Before she left Picador to be an editor at Free Press, Amber Quereshi acquired a few books by Japanese author Yoko Ogawa. The first, The Diving Pool came out last year, The Housekeeper and the Professor is the second and released earlier this spring, and there’s one more in the works. (Can’t remember the title, but I know Stephen Snyder is also translating it.)
Ogawa is a pretty big figure in the contemporary Japanese publishing and has written a ton of books, which, with a little luck, will see the light of day in English after this three-book deal runs out. (Any interested publishers—I think Anna Stein is the agent for this . . .)
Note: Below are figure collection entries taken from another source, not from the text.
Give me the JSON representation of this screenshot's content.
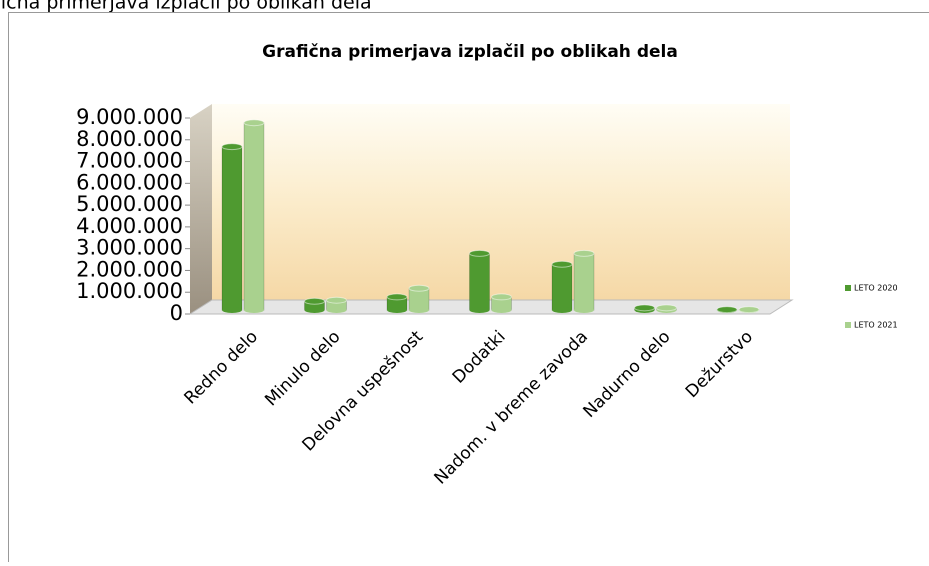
{
  "caption": "Grafična primerjava izplačil po oblikah dela",
  "chart_data": {
    "type": "bar",
    "title": "Grafična primerjava izplačil po oblikah dela",
    "categories": [
      "Redno delo",
      "Minulo delo",
      "Delovna uspešnost",
      "Dodatki",
      "Nadom. v breme zavoda",
      "Nadurno delo",
      "Dežurstvo"
    ],
    "series": [
      {
        "name": "LETO 2020",
        "color": "#4f9a30",
        "values": [
          7500000,
          400000,
          600000,
          2600000,
          2100000,
          100000,
          20000
        ]
      },
      {
        "name": "LETO 2021",
        "color": "#a9d18e",
        "values": [
          8600000,
          450000,
          1000000,
          600000,
          2600000,
          100000,
          20000
        ]
      }
    ],
    "ylim": [
      0,
      9000000
    ],
    "yticks": [
      0,
      {
        "value": 1000000,
        "label": "1.000.000"
      },
      {
        "value": 2000000,
        "label": "2.000.000"
      },
      {
        "value": 3000000,
        "label": "3.000.000"
      },
      {
        "value": 4000000,
        "label": "4.000.000"
      },
      {
        "value": 5000000,
        "label": "5.000.000"
      },
      {
        "value": 6000000,
        "label": "6.000.000"
      },
      {
        "value": 7000000,
        "label": "7.000.000"
      },
      {
        "value": 8000000,
        "label": "8.000.000"
      },
      {
        "value": 9000000,
        "label": "9.000.000"
      }
    ],
    "legend": "right"
  }
}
Anyway, Will Eells is one of my two Japanese-reading interns this semester and is working toward a Certificate in Literary Translation. This is his first review. And it opens:
Contemporary Japanese literature is all too easy to stereotype. As far as the American reading public goes, the only books that come out of Japan seem to be under one of three genres. The first is the “bizarre things happening in an otherwise normal setting” in the mold of Haruki Murakami. As one of the most successful authors to come out of a non-American or Western-European country in the last thirty years, Murakami is surely a success story that publishers want to recreate. The two other kinds of Japanese fiction published in America seem to be horror novels (Koji Suzuki’s The Ring, et al) and hard-boiled, nihilistic crime novels (think Natsuo Kirino and anything yakuza-related.) Of course, this has led to over-saturation on the bookshelves, and I’ve become completely fatigued by novelists that take an ordinary person with an ordinary life in Tokyo, and then throws in a ghost, or alien, a murder, or any event or characters with motivations completely unexplained to the reader for the protagonist to deal with for instant tension. Why does Japan seem to have a monopoly on novels with extraordinary premises? What happened to all the Japanese realists?
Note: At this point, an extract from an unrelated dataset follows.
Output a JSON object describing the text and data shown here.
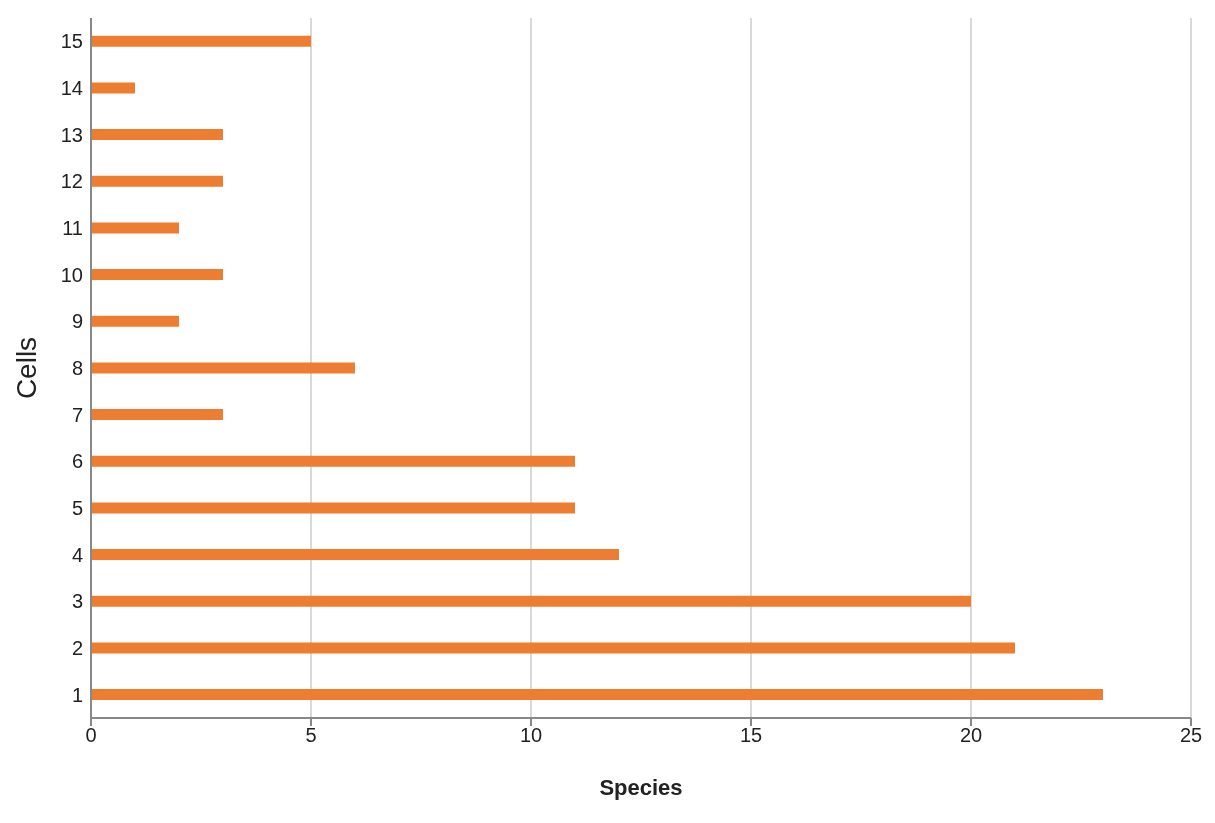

Reading Yoko Ogawa’s The Housekeeper and the Professor was consequently a breath of fresh air, a beautiful and bittersweet tale by a talented female writer. Ogawa has become a huge critical and popular success in Japan in the last twenty years, winning numerous literary awards including the Akutagawa Prize, the Yomiuri Prize, and the Tanizaki Prize, while also having one of her novels (the one in question) adapted for the screen in 2006. She is also now one of the jurors for the Akutagawa Prize Committee.